Antara Bendera dan Pilkada
Melihat permasalahan yang sedang melanda bumo tanoh rencong yang mulia ini, penulis ingin memuat sedikit wacana serta gagasan.
Qanun Bendera dan Lambang Aceh telah disahkan Dewan Perwakilan Rakyat Aceh (DPRA) sejak 2013 lalu. Namun implementasi qanun ini masih belum bisa dilaksanakan karena hingga kini masih belum disetujui pemerintah pusat melalui Kemendagri.
Menilik persoalan bendera bulan bintang yang belum terselesaikan hingga kini membuat jenuh masyarakat Aceh dengan menunggu kepastian dari pemerintah pusat. Rakyat Aceh sudah tidak sabar menunggu kepastian pemerintah pusat terkait disahkannya bendera bulan dan bintang.
Karena persoalan mengenai bendera itu merupakan amanah yang dimuat dalam perjanjian damai antara RI dan Gerakan Aceh Merdeka (GAM) di Helsinki 10 tahun yang lalu.

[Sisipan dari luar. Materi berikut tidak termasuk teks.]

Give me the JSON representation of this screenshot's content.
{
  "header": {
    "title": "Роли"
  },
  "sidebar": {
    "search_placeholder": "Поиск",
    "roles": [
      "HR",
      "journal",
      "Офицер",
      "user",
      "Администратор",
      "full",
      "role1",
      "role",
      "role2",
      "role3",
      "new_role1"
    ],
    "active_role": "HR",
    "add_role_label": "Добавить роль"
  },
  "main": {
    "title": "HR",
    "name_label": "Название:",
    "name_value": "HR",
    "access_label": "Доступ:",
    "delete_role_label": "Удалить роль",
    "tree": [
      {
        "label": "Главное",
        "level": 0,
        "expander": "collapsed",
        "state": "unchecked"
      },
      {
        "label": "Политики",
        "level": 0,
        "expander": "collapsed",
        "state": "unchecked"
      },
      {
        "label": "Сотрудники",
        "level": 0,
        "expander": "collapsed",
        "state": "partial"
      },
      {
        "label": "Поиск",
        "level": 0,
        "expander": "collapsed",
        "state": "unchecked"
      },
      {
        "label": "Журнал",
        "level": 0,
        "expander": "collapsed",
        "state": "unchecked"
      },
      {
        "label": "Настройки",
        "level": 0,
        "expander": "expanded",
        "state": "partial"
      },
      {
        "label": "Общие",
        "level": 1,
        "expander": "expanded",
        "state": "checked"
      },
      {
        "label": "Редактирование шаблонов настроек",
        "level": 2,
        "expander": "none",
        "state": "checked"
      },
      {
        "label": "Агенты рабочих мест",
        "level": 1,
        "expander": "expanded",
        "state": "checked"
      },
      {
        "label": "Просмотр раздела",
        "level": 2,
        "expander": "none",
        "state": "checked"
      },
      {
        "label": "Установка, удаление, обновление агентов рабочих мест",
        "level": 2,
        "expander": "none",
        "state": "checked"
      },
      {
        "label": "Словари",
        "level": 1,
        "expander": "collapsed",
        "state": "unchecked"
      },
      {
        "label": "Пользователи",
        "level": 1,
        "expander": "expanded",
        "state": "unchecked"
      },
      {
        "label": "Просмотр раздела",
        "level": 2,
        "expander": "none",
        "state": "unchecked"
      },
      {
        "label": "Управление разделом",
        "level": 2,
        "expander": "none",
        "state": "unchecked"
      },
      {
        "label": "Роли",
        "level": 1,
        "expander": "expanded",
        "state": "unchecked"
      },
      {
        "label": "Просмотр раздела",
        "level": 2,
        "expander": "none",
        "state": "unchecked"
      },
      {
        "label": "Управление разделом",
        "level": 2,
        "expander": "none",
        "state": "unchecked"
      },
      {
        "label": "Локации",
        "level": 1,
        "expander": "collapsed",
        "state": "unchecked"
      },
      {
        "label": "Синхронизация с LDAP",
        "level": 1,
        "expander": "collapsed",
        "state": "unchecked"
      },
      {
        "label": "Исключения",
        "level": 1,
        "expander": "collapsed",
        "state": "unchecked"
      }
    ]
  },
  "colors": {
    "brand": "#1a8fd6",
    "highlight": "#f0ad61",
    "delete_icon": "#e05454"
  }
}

Namun mencermati pernyataan sikap DPRA dan Dewan Perwakilan Rakyat Kabupaten/Kota (DPRK) dari Fraksi Partai Aceh yang dibacakan oleh Abdullah Saleh, yang mengatakan, “Kami DPRA dan DPRK seluruh Aceh mendesak Pemerintah Aceh dan pemerintah pusat untuk mengimplementasikan MoU Helsinki dan UUPA secara konsisten dan menyeluruh. Mendesak pemerintah kab/kota untuk melaksanakan Qanun nomor 3 tahun 2013 tentang bendera bintang dan bulan selambat lambatnya tanggal 30 april 2016, Apabila dalam jangka waktu yang telah ditetapkan eksekutif se-Aceh tak berani mengibarkan bendera bulan bintang, maka DPRA dan DPRK kab/kota akan menolak Pilkada 2017.” (http://klikkabar.com/2016/03/01/jika-bendera-aceh-tak-berkibar-dpra-ancam-boikot-pilkada/).
Orang boleh setuju dan boleh tidak tentang pernyataan sikap tersebut karena tergantung masyarakat dari sisi sudut pandangan mana melihat pernyataan ini, namun pandangan Abdullah Saleh terlihat mencampur adukan dua dimensi yang berbeda.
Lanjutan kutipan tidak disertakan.